In 2010 it purchased Consumer Bank, a Russian subsidiary of Banco Santander, and Morgan Stanley's City Mortgage Bank. In 2015 the bank reduced its workforce by half, laying off 4,000 employees. In 2016 it merged with Uniastrum Bank.

After the merger, Uniastrum bank owner Artem Avetisyan acquired a 32% stake in Vostochny via his Finvision Holdings. At that time, Baring Vostok Capital Partners investment fund controlled 51.2% of Vostochny via Evision Holdings. In 2018, a dispute took place between the major shareholders. Evision Holdings didn't let Finvision Holdings execute a call option for a 9.9% stake in the bank acquired by the latter in the M&A deal. In June 2019, Amur Region Arbitration Court ordered Evision Holdings to execute the option and sell the shares to Finvision Holdings. London Court of International Arbitration (LCIA) upheld Finvision's right to execute the call option and dismissed the arguments provided by Evision Holdings.

Baring Vostok abide by the decision of the court and executed the option in mid-2020. Finvision Holding gained control over 42.01% and Evision Holding's share decreased to 41.63%.

The arbitration proceedings between the parties took place simultaneously with the criminal investigation of the alleged misappropriation of 2.5 billion rubles of Vostochny bank's funds by Baring Vostok top managers, including the firm's founder Michael Calvey. Calvey and his colleagues were put under arrest. Some media linked criminal investigation with the arbitration proceedings. However, both Baring Vostok and Finvision Holdings denied such claims and admitted that the corporate dispute was unrelated to the criminal case.

In October 2020, Vostochny bank's shareholders signed the settlement agreement under which Baring Vostok refunded 2.5 billion rubles to Vostochny bank. In August 2021, the court found the top managers of Baring Vostok guilty of embezzling Vostochny Bank's funds and sentenced them to suspended sentences.
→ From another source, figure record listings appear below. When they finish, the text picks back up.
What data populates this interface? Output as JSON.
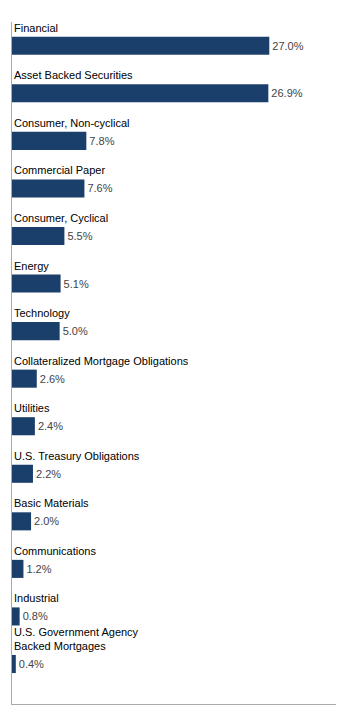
{
  "chart_data": {
    "type": "bar",
    "orientation": "horizontal",
    "categories": [
      "Financial",
      "Asset Backed Securities",
      "Consumer, Non-cyclical",
      "Commercial Paper",
      "Consumer, Cyclical",
      "Energy",
      "Technology",
      "Collateralized Mortgage Obligations",
      "Utilities",
      "U.S. Treasury Obligations",
      "Basic Materials",
      "Communications",
      "Industrial",
      "U.S. Government Agency\nBacked Mortgages"
    ],
    "values": [
      27.0,
      26.9,
      7.8,
      7.6,
      5.5,
      5.1,
      5.0,
      2.6,
      2.4,
      2.2,
      2.0,
      1.2,
      0.8,
      0.4
    ],
    "value_labels": [
      "27.0%",
      "26.9%",
      "7.8%",
      "7.6%",
      "5.5%",
      "5.1%",
      "5.0%",
      "2.6%",
      "2.4%",
      "2.2%",
      "2.0%",
      "1.2%",
      "0.8%",
      "0.4%"
    ],
    "color": "#1b3f6b",
    "xlim": [
      0,
      34
    ],
    "data_labels": true,
    "tick_labels": false,
    "grid": false
  }
}
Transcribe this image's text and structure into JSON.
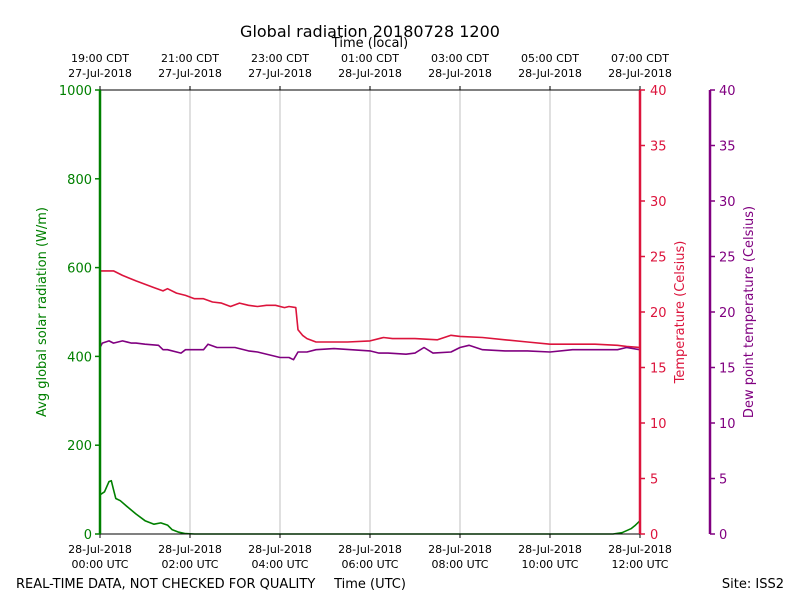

In March 2021, Sovcombank (a large private Russian bank) announced the purchase of Vostochny Bank. The deal was closed in April. Sovcombank acquired 88% of the bank's shares for 8.7 billion rubles. By the end of 2021, Sovcombank acquired 100% of Vostochny bank's shares and completed the operational integration of the banks. On February 14, 2022, Vostochny bank was merged into Sovcombank and liquidated.

== Ratings ==

- Credit rating by the rating agency Expert RA: "ruB-", outlook — "stable" (assigned in June 2020).
- Analytical Credit Rating Agency (ACRA): "B+(RU)", outlook — "stable".
- Moody’s Investors Service: Credit rating — "B3", counterparty risk rating — "B2".